Литмир - Электронная Библиотека
A
A

— Что в этой телеге? — спросил скучающий голос.

— Дерево, и самое наилучшее, мессир, — отвечал Фоссойе с должной долей почтения.

Из-за груды бревен Катрин скорее угадала, чем разглядела арочный свод главного входа, где стражники тем временем осматривали груз. Стражники в красно-золотых мундирах — цвета Бургундии. Бургундцы? Черт!

— Я тебя не знаю, — сказал тот же скучающий голос. — Как так?

— Мне сказали, люди здесь платят справедливую цену. Уж конечно, человек имеет право продавать свой товар там, где его труды оценят.

— Налог — пятнадцать солей. Есть у тебя чем заплатить?

Фоссойе, что-то бормоча, открыл кошелек и зазвенел медными монетами.

— Ты со своими парнями можешь заезжать. Стол сборщика налево.
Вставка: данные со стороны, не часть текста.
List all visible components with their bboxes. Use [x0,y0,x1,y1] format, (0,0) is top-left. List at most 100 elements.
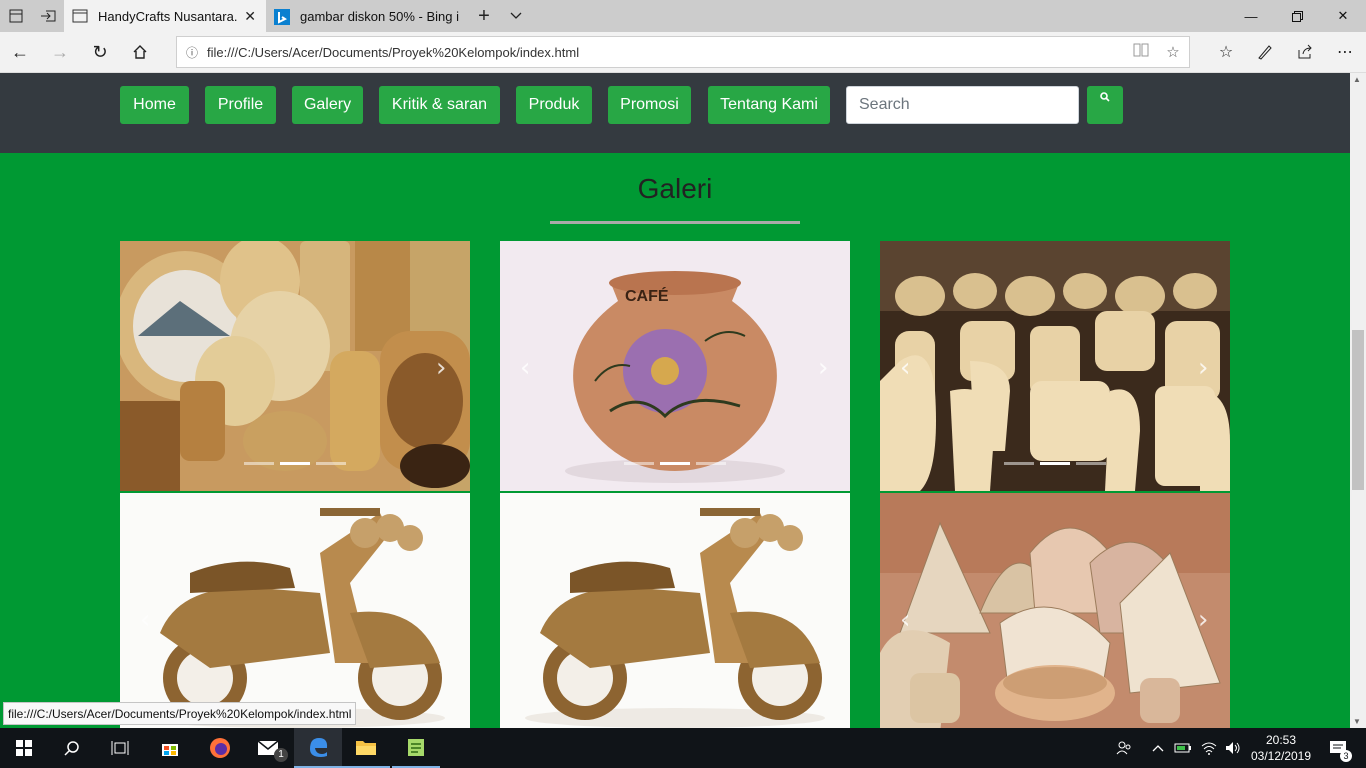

Повозка снова тронулась, подпрыгивая на ухабах, проехала через ворота и снова остановилась перед писцом, который собирал городские налоги. Фоссойе вяло поспорил насчет суммы налога — не сделать этого было бы подозрительно — и выложил монеты на стол.

Затем повозка выехала на улицы Монлери, гудевшие от непрестанного шума. Крики разносчиков воды и торговцев едой смешивались с криками шлюх у окон, зазывающих клиентов, руганью кучеров и домашними ссорами. Почти лишившись обзора, Катрин сосредоточилась на других чувствах, чтобы следить за их путешествием. Ей щекотал ноздри запах жареного мяса из лавок на улице Жаровень, а на улице Булочников — свежего хлеба.

Рядом с конюшней у постоялого двора был задний дворик. Там они распрягли волов, оставив деревянную повозку в глубине двора. Катрин окоченела с головы до ног, но выжидала. Она ожидала так долго, что наступили сумерки и выглянул полумесяц. Возились в конюшнях конюхи, приходили и уходили служанки.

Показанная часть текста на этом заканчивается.